Reconstructing genome-scale gene regulatory networks (GRNs) remains a difficult problem in systems biology, and many experimental and computational methods have been developed to address this problem. Recent computational methods have aimed to more accurately model GRNs by estimating the hidden Transcription Factor Activity (TFA), from prior knowledge of TF target regulatory connections, encoded as an input directed graph, to relax the assumption that mRNA level of the regulator correlates with the protein activity of the regulator. However, the noise in the prior knowledge can adversely affect the estimated TFA levels and the quality of the downstream inferred GRNs.

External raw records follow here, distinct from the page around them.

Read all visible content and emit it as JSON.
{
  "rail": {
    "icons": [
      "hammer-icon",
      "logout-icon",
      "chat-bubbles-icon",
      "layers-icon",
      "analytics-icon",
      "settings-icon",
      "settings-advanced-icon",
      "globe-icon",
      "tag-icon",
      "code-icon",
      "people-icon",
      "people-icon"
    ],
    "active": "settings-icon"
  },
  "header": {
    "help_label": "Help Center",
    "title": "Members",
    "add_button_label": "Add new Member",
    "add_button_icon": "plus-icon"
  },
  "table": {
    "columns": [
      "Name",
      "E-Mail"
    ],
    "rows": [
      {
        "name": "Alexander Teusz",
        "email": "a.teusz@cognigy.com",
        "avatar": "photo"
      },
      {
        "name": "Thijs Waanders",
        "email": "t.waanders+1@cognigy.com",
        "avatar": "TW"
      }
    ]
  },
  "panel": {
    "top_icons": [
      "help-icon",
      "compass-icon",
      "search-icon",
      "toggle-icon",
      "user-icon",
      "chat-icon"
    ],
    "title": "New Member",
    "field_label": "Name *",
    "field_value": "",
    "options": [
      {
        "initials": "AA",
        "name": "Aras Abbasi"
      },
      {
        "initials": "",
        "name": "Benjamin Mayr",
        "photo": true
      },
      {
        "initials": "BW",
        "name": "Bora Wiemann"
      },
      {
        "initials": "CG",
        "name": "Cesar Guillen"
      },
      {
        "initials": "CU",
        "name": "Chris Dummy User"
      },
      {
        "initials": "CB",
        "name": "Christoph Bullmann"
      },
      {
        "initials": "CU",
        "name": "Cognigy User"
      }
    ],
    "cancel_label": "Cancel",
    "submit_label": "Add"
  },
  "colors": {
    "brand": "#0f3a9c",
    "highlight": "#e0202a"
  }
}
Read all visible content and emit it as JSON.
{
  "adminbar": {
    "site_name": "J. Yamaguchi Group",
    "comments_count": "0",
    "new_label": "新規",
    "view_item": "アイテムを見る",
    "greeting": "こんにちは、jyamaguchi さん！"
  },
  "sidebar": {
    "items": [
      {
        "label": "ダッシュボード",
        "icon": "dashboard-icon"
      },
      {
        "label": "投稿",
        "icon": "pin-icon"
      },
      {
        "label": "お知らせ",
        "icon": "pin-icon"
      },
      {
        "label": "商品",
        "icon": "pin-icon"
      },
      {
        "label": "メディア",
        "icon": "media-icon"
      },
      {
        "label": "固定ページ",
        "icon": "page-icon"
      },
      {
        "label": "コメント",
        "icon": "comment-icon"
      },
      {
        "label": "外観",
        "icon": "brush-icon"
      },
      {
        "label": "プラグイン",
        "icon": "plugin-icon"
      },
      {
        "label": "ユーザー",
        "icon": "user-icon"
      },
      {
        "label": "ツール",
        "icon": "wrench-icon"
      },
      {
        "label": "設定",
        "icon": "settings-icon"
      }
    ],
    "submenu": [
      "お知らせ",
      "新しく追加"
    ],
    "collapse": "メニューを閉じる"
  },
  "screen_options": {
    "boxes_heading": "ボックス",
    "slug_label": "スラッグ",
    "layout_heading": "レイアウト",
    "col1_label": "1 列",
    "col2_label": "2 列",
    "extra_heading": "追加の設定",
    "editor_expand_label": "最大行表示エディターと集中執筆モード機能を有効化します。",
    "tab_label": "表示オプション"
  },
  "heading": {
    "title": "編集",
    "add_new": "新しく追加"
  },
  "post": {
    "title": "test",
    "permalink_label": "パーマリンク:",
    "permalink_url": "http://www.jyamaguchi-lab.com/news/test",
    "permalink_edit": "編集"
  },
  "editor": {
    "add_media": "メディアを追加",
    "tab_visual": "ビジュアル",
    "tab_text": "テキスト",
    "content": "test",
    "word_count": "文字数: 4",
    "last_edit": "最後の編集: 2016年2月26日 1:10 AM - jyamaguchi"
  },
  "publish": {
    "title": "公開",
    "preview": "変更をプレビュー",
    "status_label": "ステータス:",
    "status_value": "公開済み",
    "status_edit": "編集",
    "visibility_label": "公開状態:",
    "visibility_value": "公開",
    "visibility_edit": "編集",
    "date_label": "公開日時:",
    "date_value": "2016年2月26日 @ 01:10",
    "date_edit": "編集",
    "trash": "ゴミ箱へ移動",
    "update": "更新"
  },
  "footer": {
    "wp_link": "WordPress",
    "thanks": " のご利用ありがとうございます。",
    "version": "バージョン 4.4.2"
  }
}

Here, we present a new approach, MERLIN+P+TFA, that uses prior knowledge-guided sparsity regularization to robustly and accurately estimate TFA and downstream GRNs. We apply our method to simulated and real expression data in yeast and mammalian systems and show improved quality of inferred GRNs for both bulk and single-cell datasets. Regularized TFA offers benefits to a variety of other GRN inference algorithms, including those that have traditionally be used with expression alone, in both bulk and scRNA-seq settings. We used the inferred GRN to prioritize key regulators for the mouse Embryonic Stem Cell (mESC) state and validate 58 regulators experimentally. We identify both known and novel regulators of the mESC state and further validate the targets of 4 known and novel regulators. Our validation experiments suggest that computationally inferred networks can capture functional targets of TFs with higher precision than estimated in current benchmarks, however, it is important to generate context-specific gold standards.